Reading Greg Ulmer's recent ruminations on the Internet Accident, I was reminded of Volkswagen's extremely disturbing car accident commercials. Ulmer's discussion of the accident draws on Paul Virilio's work:
"The condition for which avatar must prepare is the Internet accident, with Internet serving as a metonym for the digital technologies of new media rapidly replacing the literate apparatus as the support for the language function in society. The Internet accident is a General Accident that occurs everywhere simultaneously, an event made possible by the light-speed connectivity and global reach of digital media, especially as these capacities are extended into such features as telepresence. Paul Virilio poses the question: what is the integral accident that may be expected to follow upon the invention and general adoption of the Internet? In our context, he is asking: what are the consequences of electracy?"
I'm just now familiarizing myself with Virilio's work, but I think it offers us a way to think about our obsession with collision and the accident. Virilio's discussion of technology forces us to recognize that the "accident" is not an accident at all. The disaster, the accident, the meltdown...all of these are built into the technological apparatus. They do not happen by accident at all, theyare part of any technological innovation. If we follow this logic, then the ethics of innovation change a great deal. We (designers, engineers, rhetors) can no longer shrug off the accident as collateral damage because the accident is part of the design.
One class I have taught to computer science majors, Literature and Computer Programming, opens up similar questions by asking students to consider code as a "world creating" text. If coding is writing, then it's much more than "getting things to work." Further, if coding is writing, then we have to consider the far reaching ramifications of the text. What are the various accidents that will happen as a result of this code? Who is responsible for such accidents?
This question of responsibility brings us to the irony of the Volkswagen ads (and the various other similar car advertisements). The implicit message of such advertisements is that Volkswagen is making you safer. Accidents will happen, and that's not VW's fault...it's just the risk you run when you get behind the wheel of a car. But they won't be as bad if you drive a VW. If we rethink engineering after Virilio, we have to reject that the accident is an accident at all. For Virilio, the accident is part of the design, and we can't shirk responsibility by saying that it wasn't intended. VW is responsible for the accident in an important way, even if they're trying to manage its aftermath.

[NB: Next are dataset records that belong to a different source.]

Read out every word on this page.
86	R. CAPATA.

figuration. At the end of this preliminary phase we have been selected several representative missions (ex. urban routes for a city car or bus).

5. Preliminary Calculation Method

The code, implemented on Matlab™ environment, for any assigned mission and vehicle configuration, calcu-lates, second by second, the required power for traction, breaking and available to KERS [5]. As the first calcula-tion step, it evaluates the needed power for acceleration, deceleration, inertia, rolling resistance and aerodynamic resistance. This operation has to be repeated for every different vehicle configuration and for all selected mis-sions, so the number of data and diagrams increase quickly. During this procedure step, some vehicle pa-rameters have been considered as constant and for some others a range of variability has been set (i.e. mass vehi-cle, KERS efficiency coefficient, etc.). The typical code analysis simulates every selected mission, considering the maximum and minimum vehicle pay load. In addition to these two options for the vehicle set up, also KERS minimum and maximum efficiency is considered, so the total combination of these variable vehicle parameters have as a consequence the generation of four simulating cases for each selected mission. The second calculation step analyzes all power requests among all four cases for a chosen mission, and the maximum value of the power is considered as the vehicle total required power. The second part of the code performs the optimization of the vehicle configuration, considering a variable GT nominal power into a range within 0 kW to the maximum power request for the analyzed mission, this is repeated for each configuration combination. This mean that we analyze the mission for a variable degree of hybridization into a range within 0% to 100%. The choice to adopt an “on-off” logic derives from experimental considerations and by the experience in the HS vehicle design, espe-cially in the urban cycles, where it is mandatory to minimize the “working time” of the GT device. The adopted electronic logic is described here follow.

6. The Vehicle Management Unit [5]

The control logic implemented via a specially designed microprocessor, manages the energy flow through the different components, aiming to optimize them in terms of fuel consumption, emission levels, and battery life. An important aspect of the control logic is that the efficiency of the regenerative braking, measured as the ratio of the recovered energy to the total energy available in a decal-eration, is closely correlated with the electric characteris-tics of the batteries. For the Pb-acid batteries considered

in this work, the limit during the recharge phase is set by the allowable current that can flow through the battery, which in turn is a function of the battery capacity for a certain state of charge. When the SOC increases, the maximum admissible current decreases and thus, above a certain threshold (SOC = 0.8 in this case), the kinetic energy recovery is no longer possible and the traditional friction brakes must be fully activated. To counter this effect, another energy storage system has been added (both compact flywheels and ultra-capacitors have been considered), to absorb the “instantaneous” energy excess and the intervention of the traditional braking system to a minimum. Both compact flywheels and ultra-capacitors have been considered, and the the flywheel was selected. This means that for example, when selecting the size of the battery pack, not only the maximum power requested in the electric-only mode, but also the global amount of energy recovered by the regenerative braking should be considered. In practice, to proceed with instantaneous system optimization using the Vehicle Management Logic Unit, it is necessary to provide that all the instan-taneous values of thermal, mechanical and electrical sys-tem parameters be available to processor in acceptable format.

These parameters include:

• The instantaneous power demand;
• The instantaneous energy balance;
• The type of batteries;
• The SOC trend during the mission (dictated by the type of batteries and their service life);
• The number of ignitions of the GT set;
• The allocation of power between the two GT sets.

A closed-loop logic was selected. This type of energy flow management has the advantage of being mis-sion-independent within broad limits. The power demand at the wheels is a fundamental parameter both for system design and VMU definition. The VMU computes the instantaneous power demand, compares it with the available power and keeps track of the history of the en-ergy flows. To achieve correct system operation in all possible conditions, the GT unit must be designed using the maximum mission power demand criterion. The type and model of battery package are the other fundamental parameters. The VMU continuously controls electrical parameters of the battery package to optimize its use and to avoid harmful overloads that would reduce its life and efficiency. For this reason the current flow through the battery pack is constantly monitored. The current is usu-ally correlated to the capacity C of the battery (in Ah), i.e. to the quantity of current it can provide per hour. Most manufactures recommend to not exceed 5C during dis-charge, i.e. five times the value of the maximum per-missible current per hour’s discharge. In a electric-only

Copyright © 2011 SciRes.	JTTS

When it comes to this new grammatological phase we are entering - Ulmer calls it electracy - these ethical questions are becoming central. We no longer live buy the intentional fallacy with regard to art or literature. Isn't it time to do away with this same fallacy when it comes to engineering? This suggests a new (and devastating) definition of responsibility. Responsibility, after the Internet Accident or the "general accident" of Virilio, is no longer confined to consciousness or intention. I am responsible over and beyond what I have intended. It seems to me that a major rethinking of ethics and responsibility is necessary.